In Brookfield, property values raised by 7 percent in the latest evaluation -- the largest increase in Trumbull County

This Wednesday, April 12, 2017, photo shows a home for sale, in Natick, Mass. On Thursday, April 13, 2017, Freddie Mac reported that long-term U.S. mortgage rates fell for a fourth straight week, with the benchmark 30-year rate marking a new low for the year. (AP Photo/Steven Senne)
(AP Photo/Steven Senne)


BROOKFIELD, Ohio (WKBN) – The new six-year property tax appraisals are wrapping up in Trumbull County and many communities saw an increase.

The largest was in Brookfield. Homes along State Route 7 are getting lots of interest these days.

“When I sold my motorhome, I had people come here and say, ‘Well, you have a nice place here,'” said John Miller, of Brookfield.

Several houses are for sale nearby — all listed around $200,000 — and the prices are on the rise across the township.

Countywide, property values increased by 3 percent and farmland increased by 5 percent. But in Brookfield, property values raised by 7 percent in the latest evaluation.

“Brookfield, we presume, based on that sales record, that people want to live there,” said Trumbull County Auditor Adrian Biviano.

Kinsman and Bazetta also saw rates increase by 6 percent or higher.

Not every community went up, though.

Values in Warren decreased even with the best efforts of organizations like Trumbull Neighborhood Partnership working to stabilize neighborhoods in the city.

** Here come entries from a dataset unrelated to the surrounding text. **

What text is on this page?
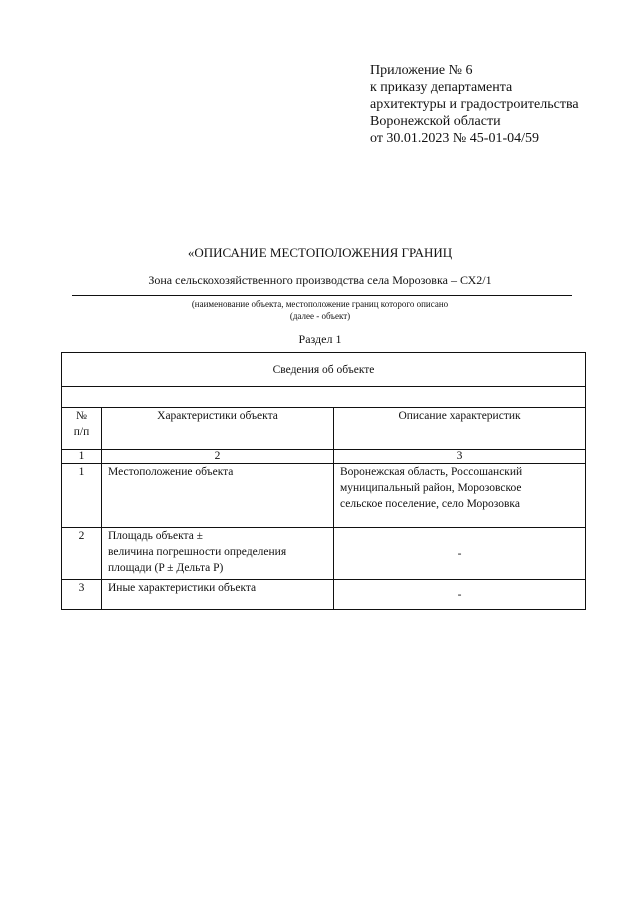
Приложение № 6
к приказу департамента
архитектуры и градостроительства
Воронежской области
от 30.01.2023 № 45-01-04/59
«ОПИСАНИЕ МЕСТОПОЛОЖЕНИЯ ГРАНИЦ
Зона сельскохозяйственного производства села Морозовка – СХ2/1
(наименование объекта, местоположение границ которого описано
(далее - объект)
Раздел 1
Сведения об объекте		

№
п/п	Характеристики объекта	Описание характеристик
1	2	3
1	Местоположение объекта	Воронежская область, Россошанский
муниципальный район, Морозовское
сельское поселение, село Морозовка

2	Площадь объекта ±
величина погрешности определения
площади (P ± Дельта P)	-
3	Иные характеристики объекта	-
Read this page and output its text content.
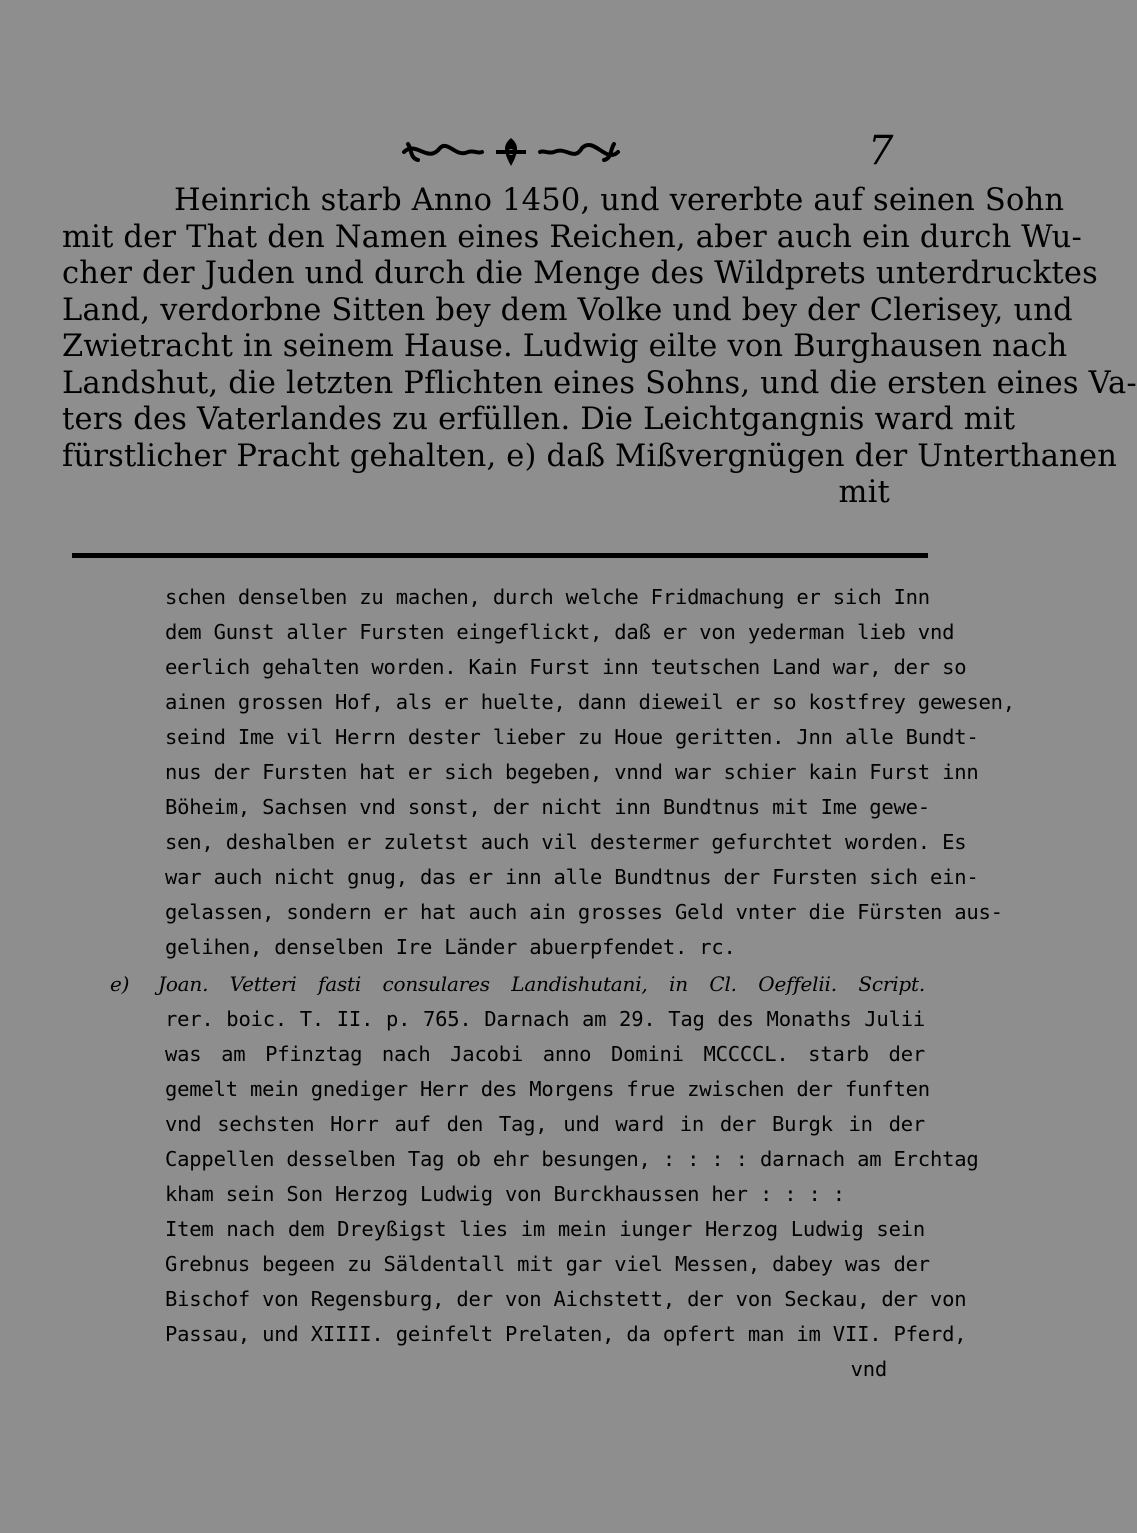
7
Heinrich starb Anno 1450, und vererbte auf seinen Sohn
mit der That den Namen eines Reichen, aber auch ein durch Wu-
cher der Juden und durch die Menge des Wildprets unterdrucktes
Land, verdorbne Sitten bey dem Volke und bey der Clerisey, und
Zwietracht in seinem Hause. Ludwig eilte von Burghausen nach
Landshut, die letzten Pflichten eines Sohns, und die ersten eines Va-
ters des Vaterlandes zu erfüllen. Die Leichtgangnis ward mit
fürstlicher Pracht gehalten, e) daß Mißvergnügen der Unterthanen
mit
schen denselben zu machen, durch welche Fridmachung er sich Inn
dem Gunst aller Fursten eingeflickt, daß er von yederman lieb vnd
eerlich gehalten worden. Kain Furst inn teutschen Land war, der so
ainen grossen Hof, als er huelte, dann dieweil er so kostfrey gewesen,
seind Ime vil Herrn dester lieber zu Houe geritten. Jnn alle Bundt-
nus der Fursten hat er sich begeben, vnnd war schier kain Furst inn
Böheim, Sachsen vnd sonst, der nicht inn Bundtnus mit Ime gewe-
sen, deshalben er zuletst auch vil destermer gefurchtet worden. Es
war auch nicht gnug, das er inn alle Bundtnus der Fursten sich ein-
gelassen, sondern er hat auch ain grosses Geld vnter die Fürsten aus-
gelihen, denselben Ire Länder abuerpfendet. rc.
e) Joan. Vetteri fasti consulares Landishutani, in Cl. Oeffelii. Script.
rer. boic. T. II. p. 765. Darnach am 29. Tag des Monaths Julii
was am Pfinztag nach Jacobi anno Domini MCCCCL. starb der
gemelt mein gnediger Herr des Morgens frue zwischen der funften
vnd sechsten Horr auf den Tag, und ward in der Burgk in der
Cappellen desselben Tag ob ehr besungen, : : : : darnach am Erchtag
kham sein Son Herzog Ludwig von Burckhaussen her : : : :
Item nach dem Dreyßigst lies im mein iunger Herzog Ludwig sein
Grebnus begeen zu Säldentall mit gar viel Messen, dabey was der
Bischof von Regensburg, der von Aichstett, der von Seckau, der von
Passau, und XIIII. geinfelt Prelaten, da opfert man im VII. Pferd,
vnd
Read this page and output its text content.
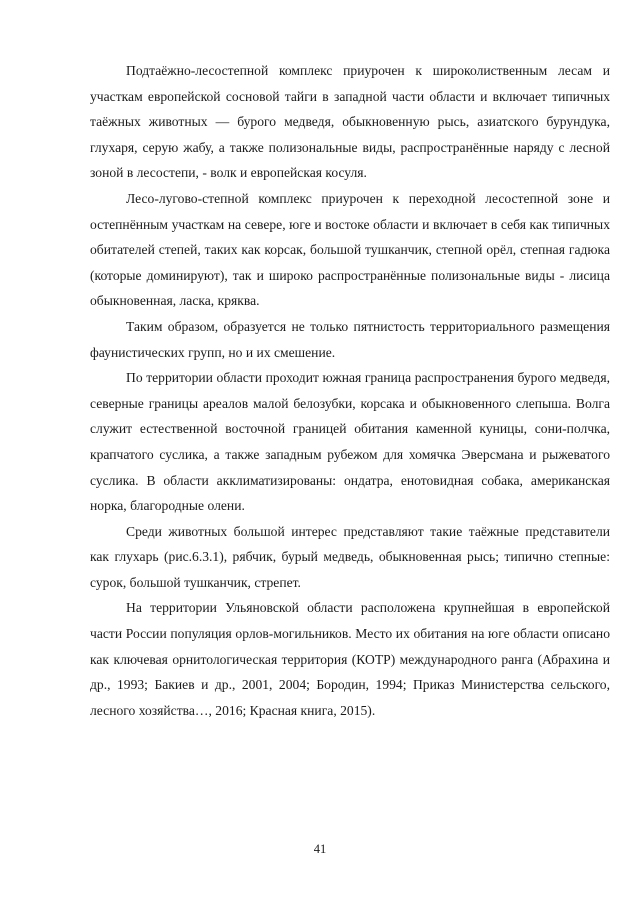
Подтаёжно-лесостепной комплекс приурочен к широколиственным лесам и участкам европейской сосновой тайги в западной части области и включает типичных таёжных животных — бурого медведя, обыкновенную рысь, азиатского бурундука, глухаря, серую жабу, а также полизональные виды, распространённые наряду с лесной зоной в лесостепи, - волк и европейская косуля.

Лесо-лугово-степной комплекс приурочен к переходной лесостепной зоне и остепнённым участкам на севере, юге и востоке области и включает в себя как типичных обитателей степей, таких как корсак, большой тушканчик, степной орёл, степная гадюка (которые доминируют), так и широко распространённые полизональные виды - лисица обыкновенная, ласка, кряква.

Таким образом, образуется не только пятнистость территориального размещения фаунистических групп, но и их смешение.

По территории области проходит южная граница распространения бурого медведя, северные границы ареалов малой белозубки, корсака и обыкновенного слепыша. Волга служит естественной восточной границей обитания каменной куницы, сони-полчка, крапчатого суслика, а также западным рубежом для хомячка Эверсмана и рыжеватого суслика. В области акклиматизированы: ондатра, енотовидная собака, американская норка, благородные олени.

Среди животных большой интерес представляют такие таёжные представители как глухарь (рис.6.3.1), рябчик, бурый медведь, обыкновенная рысь; типично степные: сурок, большой тушканчик, стрепет.

На территории Ульяновской области расположена крупнейшая в европейской части России популяция орлов-могильников. Место их обитания на юге области описано как ключевая орнитологическая территория (КОТР) международного ранга (Абрахина и др., 1993; Бакиев и др., 2001, 2004; Бородин, 1994; Приказ Министерства сельского, лесного хозяйства…, 2016; Красная книга, 2015).

41
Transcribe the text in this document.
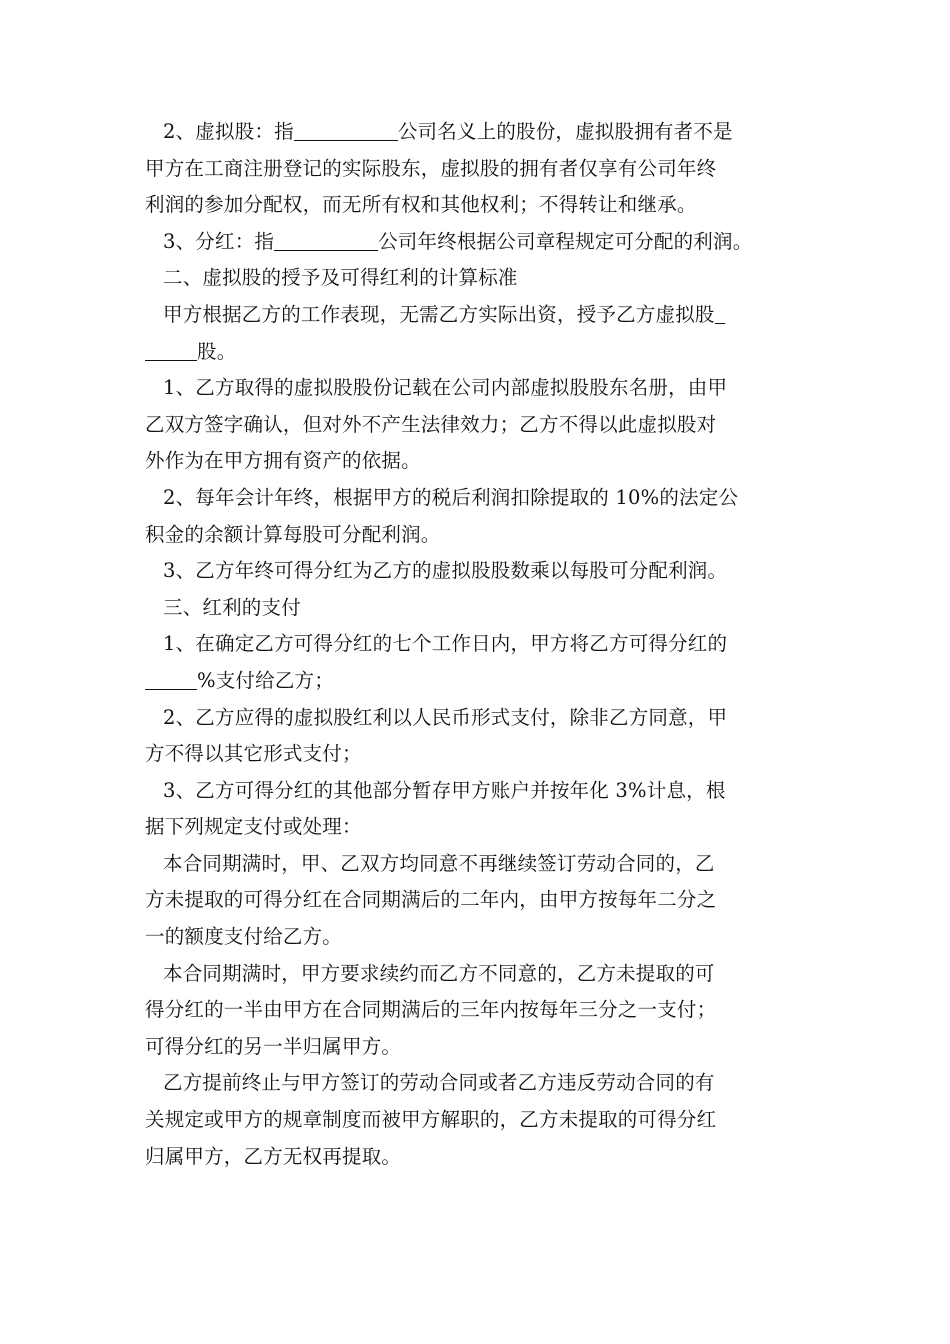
2、虚拟股：指	公司名义上的股份，虚拟股拥有者不是
甲方在工商注册登记的实际股东，虚拟股的拥有者仅享有公司年终
利润的参加分配权，而无所有权和其他权利；不得转让和继承。
3、分红：指	公司年终根据公司章程规定可分配的利润。
二、虚拟股的授予及可得红利的计算标准
甲方根据乙方的工作表现，无需乙方实际出资，授予乙方虚拟股
股。
1、乙方取得的虚拟股股份记载在公司内部虚拟股股东名册，由甲
乙双方签字确认，但对外不产生法律效力；乙方不得以此虚拟股对
外作为在甲方拥有资产的依据。
2、每年会计年终，根据甲方的税后利润扣除提取的 10%的法定公
积金的余额计算每股可分配利润。
3、乙方年终可得分红为乙方的虚拟股股数乘以每股可分配利润。
三、红利的支付
1、在确定乙方可得分红的七个工作日内，甲方将乙方可得分红的
%支付给乙方；
2、乙方应得的虚拟股红利以人民币形式支付，除非乙方同意，甲
方不得以其它形式支付；
3、乙方可得分红的其他部分暂存甲方账户并按年化 3%计息，根
据下列规定支付或处理：
本合同期满时，甲、乙双方均同意不再继续签订劳动合同的，乙
方未提取的可得分红在合同期满后的二年内，由甲方按每年二分之
一的额度支付给乙方。
本合同期满时，甲方要求续约而乙方不同意的，乙方未提取的可
得分红的一半由甲方在合同期满后的三年内按每年三分之一支付；
可得分红的另一半归属甲方。
乙方提前终止与甲方签订的劳动合同或者乙方违反劳动合同的有
关规定或甲方的规章制度而被甲方解职的，乙方未提取的可得分红
归属甲方，乙方无权再提取。
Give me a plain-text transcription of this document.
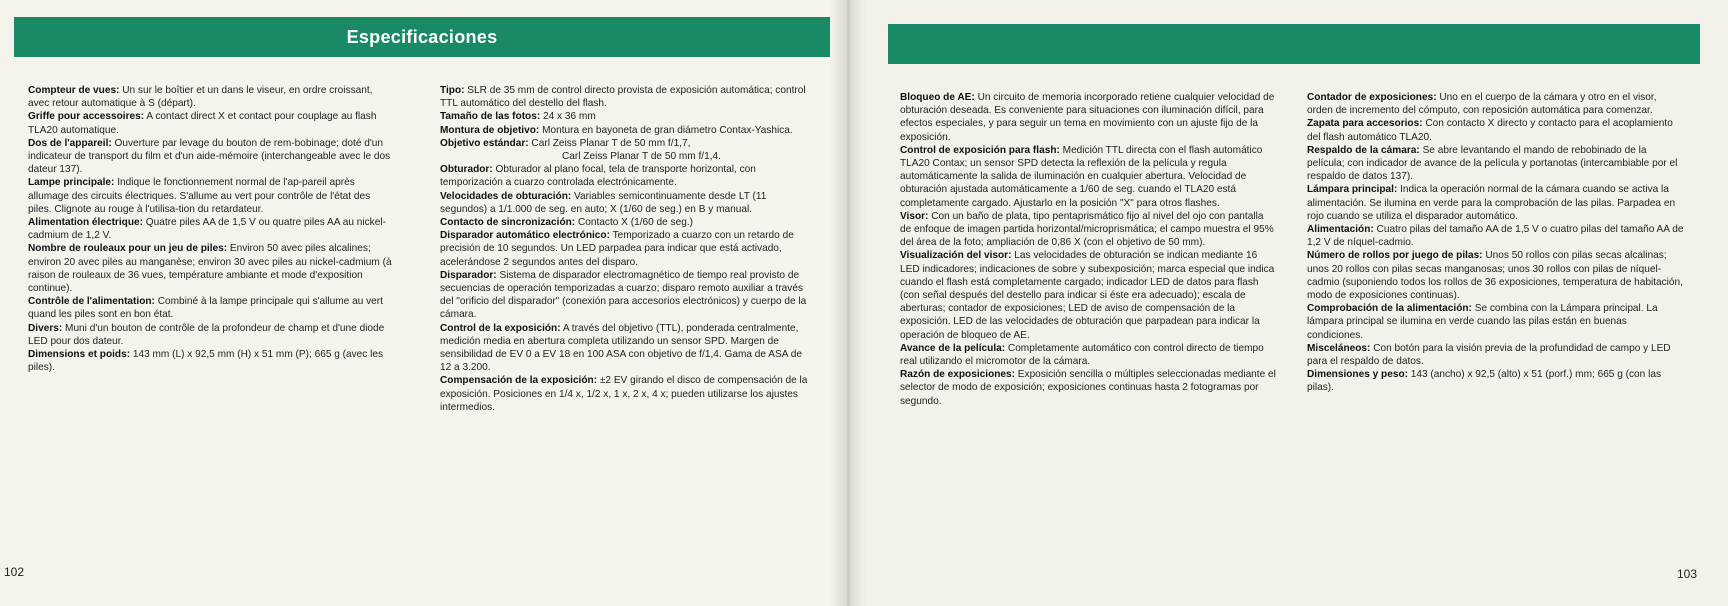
Especificaciones

Compteur de vues: Un sur le boîtier et un dans le viseur, en ordre croissant, avec retour automatique à S (départ).

Griffe pour accessoires: A contact direct X et contact pour couplage au flash TLA20 automatique.

Dos de l'appareil: Ouverture par levage du bouton de rem-bobinage; doté d'un indicateur de transport du film et d'un aide-mémoire (interchangeable avec le dos dateur 137).

Lampe principale: Indique le fonctionnement normal de l'ap-pareil après allumage des circuits électriques. S'allume au vert pour contrôle de l'état des piles. Clignote au rouge à l'utilisa-tion du retardateur.

Alimentation électrique: Quatre piles AA de 1,5 V ou quatre piles AA au nickel-cadmium de 1,2 V.

Nombre de rouleaux pour un jeu de piles: Environ 50 avec piles alcalines; environ 20 avec piles au manganèse; environ 30 avec piles au nickel-cadmium (à raison de rouleaux de 36 vues, température ambiante et mode d'exposition continue).

Contrôle de l'alimentation: Combiné à la lampe principale qui s'allume au vert quand les piles sont en bon état.

Divers: Muni d'un bouton de contrôle de la profondeur de champ et d'une diode LED pour dos dateur.

Dimensions et poids: 143 mm (L) x 92,5 mm (H) x 51 mm (P); 665 g (avec les piles).

Tipo: SLR de 35 mm de control directo provista de exposición automática; control TTL automático del destello del flash.

Tamaño de las fotos: 24 x 36 mm

Montura de objetivo: Montura en bayoneta de gran diámetro Contax-Yashica.

Objetivo estándar: Carl Zeiss Planar T de 50 mm f/1,7,

Carl Zeiss Planar T de 50 mm f/1,4.

Obturador: Obturador al plano focal, tela de transporte horizontal, con temporización a cuarzo controlada electrónicamente.

Velocidades de obturación: Variables semicontinuamente desde LT (11 segundos) a 1/1.000 de seg. en auto; X (1/60 de seg.) en B y manual.

Contacto de sincronización: Contacto X (1/60 de seg.)

Disparador automático electrónico: Temporizado a cuarzo con un retardo de precisión de 10 segundos. Un LED parpadea para indicar que está activado, acelerándose 2 segundos antes del disparo.

Disparador: Sistema de disparador electromagnético de tiempo real provisto de secuencias de operación temporizadas a cuarzo; disparo remoto auxiliar a través del "orificio del disparador" (conexión para accesorios electrónicos) y cuerpo de la cámara.

Control de la exposición: A través del objetivo (TTL), ponderada centralmente, medición media en abertura completa utilizando un sensor SPD. Margen de sensibilidad de EV 0 a EV 18 en 100 ASA con objetivo de f/1,4. Gama de ASA de 12 a 3.200.

Compensación de la exposición: ±2 EV girando el disco de compensación de la exposición. Posiciones en 1/4 x, 1/2 x, 1 x, 2 x, 4 x; pueden utilizarse los ajustes intermedios.

102

Bloqueo de AE: Un circuito de memoria incorporado retiene cualquier velocidad de obturación deseada. Es conveniente para situaciones con iluminación difícil, para efectos especiales, y para seguir un tema en movimiento con un ajuste fijo de la exposición.

Control de exposición para flash: Medición TTL directa con el flash automático TLA20 Contax; un sensor SPD detecta la reflexión de la película y regula automáticamente la salida de iluminación en cualquier abertura. Velocidad de obturación ajustada automáticamente a 1/60 de seg. cuando el TLA20 está completamente cargado. Ajustarlo en la posición "X" para otros flashes.

Visor: Con un baño de plata, tipo pentaprismático fijo al nivel del ojo con pantalla de enfoque de imagen partida horizontal/microprismática; el campo muestra el 95% del área de la foto; ampliación de 0,86 X (con el objetivo de 50 mm).

Visualización del visor: Las velocidades de obturación se indican mediante 16 LED indicadores; indicaciones de sobre y subexposición; marca especial que indica cuando el flash está completamente cargado; indicador LED de datos para flash (con señal después del destello para indicar si éste era adecuado); escala de aberturas; contador de exposiciones; LED de aviso de compensación de la exposición. LED de las velocidades de obturación que parpadean para indicar la operación de bloqueo de AE.

Avance de la película: Completamente automático con control directo de tiempo real utilizando el micromotor de la cámara.

Razón de exposiciones: Exposición sencilla o múltiples seleccionadas mediante el selector de modo de exposición; exposiciones continuas hasta 2 fotogramas por segundo.

Contador de exposiciones: Uno en el cuerpo de la cámara y otro en el visor, orden de incremento del cómputo, con reposición automática para comenzar.

Zapata para accesorios: Con contacto X directo y contacto para el acoplamiento del flash automático TLA20.

Respaldo de la cámara: Se abre levantando el mando de rebobinado de la película; con indicador de avance de la película y portanotas (intercambiable por el respaldo de datos 137).

Lámpara principal: Indica la operación normal de la cámara cuando se activa la alimentación. Se ilumina en verde para la comprobación de las pilas. Parpadea en rojo cuando se utiliza el disparador automático.

Alimentación: Cuatro pilas del tamaño AA de 1,5 V o cuatro pilas del tamaño AA de 1,2 V de níquel-cadmio.

Número de rollos por juego de pilas: Unos 50 rollos con pilas secas alcalinas; unos 20 rollos con pilas secas manganosas; unos 30 rollos con pilas de níquel-cadmio (suponiendo todos los rollos de 36 exposiciones, temperatura de habitación, modo de exposiciones continuas).

Comprobación de la alimentación: Se combina con la Lámpara principal. La lámpara principal se ilumina en verde cuando las pilas están en buenas condiciones.

Misceláneos: Con botón para la visión previa de la profundidad de campo y LED para el respaldo de datos.

Dimensiones y peso: 143 (ancho) x 92,5 (alto) x 51 (porf.) mm; 665 g (con las pilas).

103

“I’m sort of discouraged by the negative sign in front of the number but I think it could actually be an even larger number if we hadn’t been taking on a lot of demolition, blight remediation, and home ownership that we have,” said Matt Martin, with Trumbull Neighborhood Partnership.

Biviano said the numbers are averages and property values can vary within each community.

“You can have some areas in Howland, say where the values actually dropped, and then there’s other areas of Howland where people want to live there and they are buying homes in that area.”

In Brookfield, Miller said he’s worried that plans to put in a new fracking well might hurt property values.

He hopes his neighbors get the $225,000 they’re asking for their home but he’s not ready to sell his. Miller said he’s been there for 52 years and paid $25,000 for his home.